Am J Med. 1987 Nov;83(5):860-70. doi: 10.1016/0002-9343(87)90643-7.
There is increasing evidence that constant nitrate plasma levels, as induced by at least three-times-daily ingestions of isosorbide dinitrate in sustained-release form, lead to an attenuation or even complete loss of the anti-ischemic effects (nitrate tolerance). Therefore, the dependence of tolerance development on dosage intervals according to once-daily and twice-daily ingestions was assessed. Tablets of isosorbide dinitrate (80 mg) in sustained-release form were administered once-daily at 8 A.M. (dosage interval 24 hours) or twice-daily at 8 A.M. and 8 P.M. (dosage interval 12 hours), as well as at 8 A.M. and 2 P.M., respectively (maximal dosage interval 18 hours). A total of 34 patients with angiographically proven coronary artery disease, a history of stable, exercise-dependent angina pectoris, and a reproducible, exercise-induced ST-segment depression of at least 0.15 mV (1.5 mm), who initially showed a response to 80 mg of isosorbide dinitrate, were enrolled. The anti-ischemic effects of isosorbide dinitrate on exercise-induced ischemia were objectively determined by the measurement of exercise-induced ST-segment depression before as well as two, six, and 12 hours after the ingestion at the first and the 15th day of the studies. Since the dosage interval of 12 hours resulted in constant plasma levels, the initially beneficial anti-ischemic effects of isosorbide dinitrate were considerably attenuated after two weeks of treatment. In contrast, the once-daily regimen with its intermittent peaks and valleys of nitrate plasma levels showed identical anti-ischemic effects at the 15th day as compared with the first day. Ingestions at 8 A.M. and 2 P.M. also circumvented the development of nitrate tolerance, however, combined with an even more pronounced anti-ischemic effect after 12 hours as compared with the once-daily regimen. Thus, the circumvention of nitrate tolerance requires a daily "nitrate-poor" interval. The best compromise between a maximal possible anti-ischemic effect and the circumvention of tolerance development was found for the "eccentric" dosage regimen in which the tablets were ingested in the morning and early afternoon.
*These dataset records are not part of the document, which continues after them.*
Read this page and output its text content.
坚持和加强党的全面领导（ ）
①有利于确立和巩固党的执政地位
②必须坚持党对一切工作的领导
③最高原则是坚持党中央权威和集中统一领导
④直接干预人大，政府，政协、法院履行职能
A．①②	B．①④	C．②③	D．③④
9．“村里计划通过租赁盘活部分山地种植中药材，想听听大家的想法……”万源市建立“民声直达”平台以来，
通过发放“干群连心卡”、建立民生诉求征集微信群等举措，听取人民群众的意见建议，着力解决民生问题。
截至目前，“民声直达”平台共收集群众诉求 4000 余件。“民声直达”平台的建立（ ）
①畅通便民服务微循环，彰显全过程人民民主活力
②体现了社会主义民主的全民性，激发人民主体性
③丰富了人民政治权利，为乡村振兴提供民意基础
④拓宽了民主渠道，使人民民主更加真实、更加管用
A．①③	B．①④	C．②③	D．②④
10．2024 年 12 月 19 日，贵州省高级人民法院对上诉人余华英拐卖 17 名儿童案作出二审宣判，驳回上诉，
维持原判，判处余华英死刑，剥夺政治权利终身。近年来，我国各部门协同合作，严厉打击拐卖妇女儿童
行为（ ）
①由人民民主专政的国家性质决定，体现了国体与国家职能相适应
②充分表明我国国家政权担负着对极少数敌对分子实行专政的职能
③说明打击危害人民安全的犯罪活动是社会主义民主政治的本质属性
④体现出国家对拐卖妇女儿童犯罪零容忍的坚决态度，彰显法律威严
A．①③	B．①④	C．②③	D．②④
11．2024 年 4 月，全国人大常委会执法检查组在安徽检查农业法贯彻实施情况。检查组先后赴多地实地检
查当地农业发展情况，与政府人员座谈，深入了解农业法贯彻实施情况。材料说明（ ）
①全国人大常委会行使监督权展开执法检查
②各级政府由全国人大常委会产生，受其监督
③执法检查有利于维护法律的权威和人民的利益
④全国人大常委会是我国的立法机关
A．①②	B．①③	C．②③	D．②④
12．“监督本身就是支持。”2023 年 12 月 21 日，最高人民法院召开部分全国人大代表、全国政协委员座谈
越来越多的证据表明,至少每日三次摄入缓释型硝酸异山梨酯所诱导的恒定血浆硝酸盐水平会导致抗缺血作用减弱甚至完全丧失(硝酸盐耐受性)。因此,评估了耐受性发展对每日一次和每日两次摄入时给药间隔的依赖性。以缓释形式的硝酸异山梨酯(80毫克)片剂在上午8点每日一次给药(给药间隔24小时),或在上午8点和晚上8点每日两次给药(给药间隔12小时),以及分别在上午8点和下午2点给药(最大给药间隔18小时)。总共34例经血管造影证实患有冠状动脉疾病、有稳定的运动诱发型心绞痛病史且运动诱发的ST段压低至少0.15毫伏(1.5毫米)且可重复,最初对80毫克硝酸异山梨酯有反应的患者被纳入研究。在研究的第1天和第15天,通过测量摄入硝酸异山梨酯前以及摄入后2小时、6小时和12小时运动诱发的ST段压低,客观地确定了硝酸异山梨酯对运动诱发缺血的抗缺血作用。由于12小时的给药间隔导致血浆水平恒定,硝酸异山梨酯最初有益的抗缺血作用在治疗两周后明显减弱。相比之下,每日一次给药方案其硝酸盐血浆水平有间歇性的峰值和谷值,在第15天时与第一天相比显示出相同的抗缺血作用。在上午8点和下午2点给药也避免了硝酸盐耐受性的发展,然而,与每日一次给药方案相比,12小时后具有更明显的抗缺血作用。因此,避免硝酸盐耐受性需要每日有一个“低硝酸盐”间隔。对于在早晨和下午早些时候摄入片剂的“偏心”给药方案,在最大可能的抗缺血作用和避免耐受性发展之间找到了最佳折衷方案。